In media 1 kg di lattuga costa al consumatore finale circa 1.60 euro al kilo, mentre 1 kg di insalata pronta arriva a circa 10 euro al kg. In soldoni la paghiamo sei volte di più. Con netto disappunto del nostro portafoglio.

Imballaggio che diventa Plasmix

Nell’epoca dello spreco e dei rifiuti che soffocano la terra dovremmo evitare packaging inutili, come quello di un sacchetto per insalata. Che oltretutto è prodotto con plastiche che finiscono fin troppo spesso nel mix delle eterogenee. Solo una piccola parte di queste si riesce oggi a riciclare correttamente nei pochissimi impianti presenti in Italia. Tutto il resto finisce in discarica e soprattutto negli inceneritori.

Insalata, verdure
Fonte: Pixabay

L’alternativa c’è

Ogni giorno possiamo scegliere di destinare il nostro euro a prodotti sani che provengono da filiere etiche a basso impatto ambientale. Mercati rionali, spacci dei contadini, negozi bio: i luoghi dove trovare una buona insalata sfusa sono tanti. E se vogliamo faticare poco per metterla in tavola, c’è un trucco che ne velocizza i tempi: una volta lavata possiamo tagliuzzarla direttamente in una ciotola con l’aiuto di un comune paio di forbici.

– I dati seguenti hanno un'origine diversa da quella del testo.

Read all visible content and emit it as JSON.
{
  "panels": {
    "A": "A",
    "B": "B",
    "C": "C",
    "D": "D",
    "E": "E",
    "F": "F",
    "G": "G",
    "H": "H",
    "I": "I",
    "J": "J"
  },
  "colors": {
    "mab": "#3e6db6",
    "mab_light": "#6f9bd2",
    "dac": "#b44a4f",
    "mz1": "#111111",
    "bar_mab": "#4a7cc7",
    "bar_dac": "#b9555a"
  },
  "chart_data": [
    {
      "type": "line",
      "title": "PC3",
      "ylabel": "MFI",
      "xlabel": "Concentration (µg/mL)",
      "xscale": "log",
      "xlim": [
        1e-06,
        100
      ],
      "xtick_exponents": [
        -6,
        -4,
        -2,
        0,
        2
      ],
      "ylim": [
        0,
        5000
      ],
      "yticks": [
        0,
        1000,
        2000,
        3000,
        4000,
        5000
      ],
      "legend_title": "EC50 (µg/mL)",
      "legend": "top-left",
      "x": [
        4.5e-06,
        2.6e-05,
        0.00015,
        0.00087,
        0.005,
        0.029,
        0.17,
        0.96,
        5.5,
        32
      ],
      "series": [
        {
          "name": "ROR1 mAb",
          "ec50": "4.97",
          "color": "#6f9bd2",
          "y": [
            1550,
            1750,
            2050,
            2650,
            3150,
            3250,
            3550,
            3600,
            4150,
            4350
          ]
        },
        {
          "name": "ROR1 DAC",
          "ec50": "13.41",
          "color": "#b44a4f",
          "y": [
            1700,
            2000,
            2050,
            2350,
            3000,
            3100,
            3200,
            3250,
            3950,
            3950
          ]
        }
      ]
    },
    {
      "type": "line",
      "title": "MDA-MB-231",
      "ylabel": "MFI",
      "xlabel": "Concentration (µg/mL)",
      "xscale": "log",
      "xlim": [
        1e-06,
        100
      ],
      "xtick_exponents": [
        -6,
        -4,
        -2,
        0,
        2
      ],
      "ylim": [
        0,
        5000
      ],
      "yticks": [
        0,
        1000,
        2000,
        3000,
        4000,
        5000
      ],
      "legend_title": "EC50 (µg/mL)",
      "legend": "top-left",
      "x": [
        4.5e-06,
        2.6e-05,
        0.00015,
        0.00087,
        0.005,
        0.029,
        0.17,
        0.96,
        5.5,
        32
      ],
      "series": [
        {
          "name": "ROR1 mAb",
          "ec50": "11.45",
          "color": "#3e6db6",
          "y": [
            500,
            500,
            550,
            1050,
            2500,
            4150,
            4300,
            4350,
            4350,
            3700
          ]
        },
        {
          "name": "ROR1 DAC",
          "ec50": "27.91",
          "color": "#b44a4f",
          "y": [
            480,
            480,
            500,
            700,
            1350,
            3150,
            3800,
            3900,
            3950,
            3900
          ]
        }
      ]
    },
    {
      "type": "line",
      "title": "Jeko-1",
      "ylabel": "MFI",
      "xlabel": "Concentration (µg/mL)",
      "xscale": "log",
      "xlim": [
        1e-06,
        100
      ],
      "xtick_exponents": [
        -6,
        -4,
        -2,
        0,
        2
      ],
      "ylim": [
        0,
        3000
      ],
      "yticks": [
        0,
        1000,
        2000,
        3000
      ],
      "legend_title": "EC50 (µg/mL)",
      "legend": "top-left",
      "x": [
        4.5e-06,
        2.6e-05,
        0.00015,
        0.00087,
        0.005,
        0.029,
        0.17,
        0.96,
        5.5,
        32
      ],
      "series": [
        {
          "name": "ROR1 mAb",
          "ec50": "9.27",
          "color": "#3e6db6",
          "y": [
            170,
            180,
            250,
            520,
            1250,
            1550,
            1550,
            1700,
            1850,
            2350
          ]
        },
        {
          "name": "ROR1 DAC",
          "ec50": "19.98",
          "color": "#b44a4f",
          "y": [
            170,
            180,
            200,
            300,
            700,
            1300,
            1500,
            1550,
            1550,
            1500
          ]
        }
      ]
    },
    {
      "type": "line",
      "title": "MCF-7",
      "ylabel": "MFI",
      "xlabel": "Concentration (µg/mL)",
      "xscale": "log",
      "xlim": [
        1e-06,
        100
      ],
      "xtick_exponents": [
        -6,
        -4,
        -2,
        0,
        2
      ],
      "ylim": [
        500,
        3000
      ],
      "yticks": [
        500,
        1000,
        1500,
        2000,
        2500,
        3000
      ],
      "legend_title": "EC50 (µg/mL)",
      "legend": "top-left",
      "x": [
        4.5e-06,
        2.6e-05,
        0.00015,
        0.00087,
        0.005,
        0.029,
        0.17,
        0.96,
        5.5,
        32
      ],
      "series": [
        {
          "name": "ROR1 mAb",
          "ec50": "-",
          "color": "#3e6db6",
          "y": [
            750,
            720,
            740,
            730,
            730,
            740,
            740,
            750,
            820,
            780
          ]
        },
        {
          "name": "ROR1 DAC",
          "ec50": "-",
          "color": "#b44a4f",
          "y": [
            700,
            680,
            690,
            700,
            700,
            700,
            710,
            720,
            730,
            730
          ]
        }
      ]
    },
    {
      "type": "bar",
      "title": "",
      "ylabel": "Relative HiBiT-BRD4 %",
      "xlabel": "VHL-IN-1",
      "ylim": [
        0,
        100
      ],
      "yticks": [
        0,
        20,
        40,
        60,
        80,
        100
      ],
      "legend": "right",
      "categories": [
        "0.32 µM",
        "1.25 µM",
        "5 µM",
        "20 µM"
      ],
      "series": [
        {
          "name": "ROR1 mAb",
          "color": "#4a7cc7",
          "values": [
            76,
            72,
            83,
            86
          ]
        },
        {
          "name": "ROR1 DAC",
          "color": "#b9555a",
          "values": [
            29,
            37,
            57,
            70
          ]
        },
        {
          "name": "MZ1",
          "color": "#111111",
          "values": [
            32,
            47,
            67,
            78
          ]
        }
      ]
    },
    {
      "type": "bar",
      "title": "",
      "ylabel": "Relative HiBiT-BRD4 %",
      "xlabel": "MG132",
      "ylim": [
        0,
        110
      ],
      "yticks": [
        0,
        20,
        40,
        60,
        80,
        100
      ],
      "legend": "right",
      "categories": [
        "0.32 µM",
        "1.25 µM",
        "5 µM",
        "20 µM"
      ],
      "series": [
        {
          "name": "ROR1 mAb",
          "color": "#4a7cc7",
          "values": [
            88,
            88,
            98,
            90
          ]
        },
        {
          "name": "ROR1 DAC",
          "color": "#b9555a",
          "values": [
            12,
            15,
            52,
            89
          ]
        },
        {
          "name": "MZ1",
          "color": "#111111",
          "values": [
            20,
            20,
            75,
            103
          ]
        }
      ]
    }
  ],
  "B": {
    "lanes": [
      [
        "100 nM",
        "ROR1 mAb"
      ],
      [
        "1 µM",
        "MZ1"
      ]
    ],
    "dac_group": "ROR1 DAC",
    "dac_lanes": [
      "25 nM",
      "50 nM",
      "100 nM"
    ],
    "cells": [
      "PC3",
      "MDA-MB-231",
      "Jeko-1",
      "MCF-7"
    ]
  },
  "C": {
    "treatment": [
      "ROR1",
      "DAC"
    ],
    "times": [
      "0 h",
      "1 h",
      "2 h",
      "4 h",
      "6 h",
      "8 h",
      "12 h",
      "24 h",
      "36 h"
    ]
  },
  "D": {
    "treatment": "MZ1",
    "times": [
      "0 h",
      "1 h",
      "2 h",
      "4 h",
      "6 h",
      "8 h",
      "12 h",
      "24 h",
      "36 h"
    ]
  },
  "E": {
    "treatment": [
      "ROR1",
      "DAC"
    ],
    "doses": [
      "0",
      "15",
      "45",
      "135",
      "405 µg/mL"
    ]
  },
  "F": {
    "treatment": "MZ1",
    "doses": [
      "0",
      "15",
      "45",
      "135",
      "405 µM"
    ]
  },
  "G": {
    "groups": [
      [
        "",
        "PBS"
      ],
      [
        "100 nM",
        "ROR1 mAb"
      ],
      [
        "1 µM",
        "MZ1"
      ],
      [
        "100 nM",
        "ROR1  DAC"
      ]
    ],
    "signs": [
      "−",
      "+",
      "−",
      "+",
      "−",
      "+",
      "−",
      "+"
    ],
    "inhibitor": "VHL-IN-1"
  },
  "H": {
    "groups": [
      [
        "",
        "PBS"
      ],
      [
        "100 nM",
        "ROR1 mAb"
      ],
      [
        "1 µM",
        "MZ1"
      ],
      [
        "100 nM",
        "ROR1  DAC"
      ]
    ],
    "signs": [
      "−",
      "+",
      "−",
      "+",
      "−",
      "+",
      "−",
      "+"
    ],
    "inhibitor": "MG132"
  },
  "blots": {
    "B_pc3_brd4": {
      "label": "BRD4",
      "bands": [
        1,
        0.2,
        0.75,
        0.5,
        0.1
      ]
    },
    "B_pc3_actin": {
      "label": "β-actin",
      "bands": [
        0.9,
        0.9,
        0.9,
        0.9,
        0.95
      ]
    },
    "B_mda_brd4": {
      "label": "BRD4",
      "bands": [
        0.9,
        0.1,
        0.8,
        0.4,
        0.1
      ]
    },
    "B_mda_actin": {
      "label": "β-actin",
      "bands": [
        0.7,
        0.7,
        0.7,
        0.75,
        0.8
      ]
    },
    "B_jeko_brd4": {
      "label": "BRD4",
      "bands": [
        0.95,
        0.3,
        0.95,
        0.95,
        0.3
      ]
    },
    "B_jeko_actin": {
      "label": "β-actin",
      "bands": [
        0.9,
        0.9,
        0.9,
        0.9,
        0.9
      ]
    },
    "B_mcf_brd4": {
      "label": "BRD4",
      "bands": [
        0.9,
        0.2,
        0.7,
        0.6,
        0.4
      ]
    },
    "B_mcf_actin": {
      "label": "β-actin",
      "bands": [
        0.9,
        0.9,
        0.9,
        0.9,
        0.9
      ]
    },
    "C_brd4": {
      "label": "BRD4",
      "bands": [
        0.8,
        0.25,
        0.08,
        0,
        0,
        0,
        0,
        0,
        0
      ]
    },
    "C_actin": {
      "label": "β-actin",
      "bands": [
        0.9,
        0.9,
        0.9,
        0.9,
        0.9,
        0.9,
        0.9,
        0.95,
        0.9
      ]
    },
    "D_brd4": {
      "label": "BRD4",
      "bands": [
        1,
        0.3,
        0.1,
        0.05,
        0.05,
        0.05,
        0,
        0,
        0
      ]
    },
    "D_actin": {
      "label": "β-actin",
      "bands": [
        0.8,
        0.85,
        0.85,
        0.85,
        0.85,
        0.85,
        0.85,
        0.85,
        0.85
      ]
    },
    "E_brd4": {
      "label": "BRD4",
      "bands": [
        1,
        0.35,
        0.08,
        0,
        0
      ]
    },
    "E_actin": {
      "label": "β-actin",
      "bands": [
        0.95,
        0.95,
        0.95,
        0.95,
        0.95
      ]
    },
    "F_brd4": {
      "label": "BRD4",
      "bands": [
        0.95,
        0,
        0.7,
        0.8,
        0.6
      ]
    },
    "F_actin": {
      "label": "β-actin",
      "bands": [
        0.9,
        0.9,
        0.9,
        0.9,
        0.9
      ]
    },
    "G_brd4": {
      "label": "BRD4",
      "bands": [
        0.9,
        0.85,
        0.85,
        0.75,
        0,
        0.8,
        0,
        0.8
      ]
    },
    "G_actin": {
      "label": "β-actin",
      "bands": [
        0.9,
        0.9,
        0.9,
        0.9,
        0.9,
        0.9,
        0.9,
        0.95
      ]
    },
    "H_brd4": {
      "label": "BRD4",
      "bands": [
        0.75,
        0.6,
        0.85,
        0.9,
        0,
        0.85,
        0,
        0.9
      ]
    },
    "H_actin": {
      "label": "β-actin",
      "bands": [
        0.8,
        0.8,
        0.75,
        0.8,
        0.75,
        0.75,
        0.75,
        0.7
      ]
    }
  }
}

C’è un altro posto dove poter “fare la spesa”: il nostro terrazzo. È più semplice a dirsi che a farsi, coltivare l’insalata in vaso. Basta acquistare da un buon vivaio piantine alte circa 10 cm del tipo lattuga, rucola, songino, radicchio o come più ci piace. In genere ognuna di queste costa 15 centesimi l’una. All’interno di capienti vasi le interriamo disponendole con delicatezza e lasciando un palmo di mano di distanza l’una dall’altra. In poche settimane saranno pronte per la raccolta, croccanti e saporite per arricchire di salute la nostra tavola.